British journalist and humanitarian activist Sarah Wilkinson, 62, says she was abducted in international waters by Israeli forces, sexually assaulted and tortured in custody, and then arrested by UK counter-terrorism police on returning home — all for trying to deliver baby milk and medical supplies to Gaza.

Her ordeal, crossing three jurisdictions and two legal systems, has become a flashpoint in what observers describe as Britain’s descent into authoritarian policing of dissent. Once a familiar face at pro-Palestine events, Wilkinson is now a symbol of how humanitarianism itself is being redefined as a national-security threat.

“They couldn’t even sail the boat”

Wilkinson joined the Global Sumud Flotilla, a civilian convoy of roughly forty vessels carrying humanitarian aid to Gaza, which set sail in late September from the Mediterranean. The flotilla’s participants — medics, clergy, and journalists from over forty countries — hoped to break Israel’s blockade and deliver essential supplies to a besieged population on the brink of famine.

On 8 October 2025, Israeli commandos intercepted Wilkinson’s small vessel, the Handala, 120 nautical miles from Gaza, well within international waters. She said heavily armed soldiers swarmed aboard, forcing nine crew members below deck at gunpoint.

“They couldn’t sail it,” Wilkinson said. “The sail was flapping everywhere, they had no idea what they were doing. Even with the engines at full power it took seven hours to reach port.”

During the chaotic seizure, one of her colleagues, Sura, suffered a dislocated shoulder after being thrown against a wall by soldiers. “He was screaming, but they just dragged him along,” she recalled.

The flotilla — which included vessels flying British, Irish, Norwegian, Turkish, and Canadian flags — was seized without warning. Under the UN Convention on the Law of the Sea (UNCLOS), such an attack on a foreign-flagged civilian ship constitutes an unlawful act of aggression.

Former British diplomat Craig Murray later described the operation as “an act of war against every flag state represented,” warning that the precedent “tears at the very fabric of maritime law.”

Yet Prime Minister Keir Starmer’s office dismissed the incident as “a matter for Israel.” Critics say that simple phrase effectively surrendered British jurisdiction and abandoned the UK citizens taken from the high seas.

Torture, humiliation, and the Ben-Gvir visit

Wilkinson and her crewmates were dragged ashore at Ashdod port, forced to kneel in the heat, and strip-searched repeatedly. She alleges that one of those searches involved a sexual assault.

“It was painful,” she said softly. “I still struggle to say it, but yes — it was sexual assault.”

The detainees were then bused deep into the desert to Naqab (Negev) Prison, where they were held in wire cages Wilkinson described as “animal pens.”
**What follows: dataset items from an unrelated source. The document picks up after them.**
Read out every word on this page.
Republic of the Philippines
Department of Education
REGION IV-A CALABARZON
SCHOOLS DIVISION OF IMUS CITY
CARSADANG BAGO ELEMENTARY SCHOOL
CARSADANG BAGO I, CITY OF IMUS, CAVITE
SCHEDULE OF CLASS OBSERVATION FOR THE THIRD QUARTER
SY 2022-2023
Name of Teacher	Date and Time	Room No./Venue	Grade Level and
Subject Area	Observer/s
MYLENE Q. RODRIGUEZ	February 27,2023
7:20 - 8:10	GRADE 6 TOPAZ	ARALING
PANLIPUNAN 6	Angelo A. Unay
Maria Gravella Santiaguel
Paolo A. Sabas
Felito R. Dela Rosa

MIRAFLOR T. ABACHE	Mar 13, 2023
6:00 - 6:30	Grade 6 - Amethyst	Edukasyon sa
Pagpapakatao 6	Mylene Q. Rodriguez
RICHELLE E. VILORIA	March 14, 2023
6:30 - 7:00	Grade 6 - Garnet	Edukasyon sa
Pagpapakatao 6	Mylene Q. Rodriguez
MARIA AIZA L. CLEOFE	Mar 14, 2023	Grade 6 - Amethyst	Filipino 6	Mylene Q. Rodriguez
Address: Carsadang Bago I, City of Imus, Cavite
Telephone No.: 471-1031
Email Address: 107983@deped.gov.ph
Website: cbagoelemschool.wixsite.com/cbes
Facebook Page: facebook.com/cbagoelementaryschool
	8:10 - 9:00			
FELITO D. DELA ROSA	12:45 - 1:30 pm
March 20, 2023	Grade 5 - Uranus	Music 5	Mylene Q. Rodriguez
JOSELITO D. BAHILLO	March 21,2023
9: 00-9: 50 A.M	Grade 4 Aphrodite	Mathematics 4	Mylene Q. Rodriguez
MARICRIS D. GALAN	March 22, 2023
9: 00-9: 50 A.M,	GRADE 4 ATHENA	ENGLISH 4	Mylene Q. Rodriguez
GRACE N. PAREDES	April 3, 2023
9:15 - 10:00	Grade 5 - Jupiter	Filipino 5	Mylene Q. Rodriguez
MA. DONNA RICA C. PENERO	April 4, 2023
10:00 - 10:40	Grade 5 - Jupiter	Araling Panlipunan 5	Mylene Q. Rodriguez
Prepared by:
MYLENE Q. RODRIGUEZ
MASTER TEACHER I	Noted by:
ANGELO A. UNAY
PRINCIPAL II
“There was no water, no toilets, no shade,” she recalled. “They shone torches in our eyes all night, slammed doors, and brought in dogs. It was psychological torture.”

At one point, Israeli National Security Minister Itamar Ben-Gvir — a convicted terrorist and former follower of the extremist Kach movement — arrived at the prison with a television crew, apparently to stage a media appearance.

“Ben-Gvir came right up to our cages,” Wilkinson said. “We were shouting that we had no food or water. He smirked, waved for the cameras, and left. I told him he was shorter than I expected — and that was it. After that, they made sure we never slept again.”

Wilkinson said detainees were moved between cells repeatedly, beaten if they protested, and subjected to constant light and noise. “It was a whole bag of crimes against humanity,” she said. “They laughed when we asked for water. I was questioned for being human.”

From Turkish rescue to Heathrow arrest

After three days of confinement, the flotilla’s foreign nationals were deported via Türkiye, where Turkish authorities and medical teams met them on the tarmac.

“They treated us with dignity,” Wilkinson said. “They gave us food, clothes, beds — they didn’t need me to explain what had happened. They already knew.”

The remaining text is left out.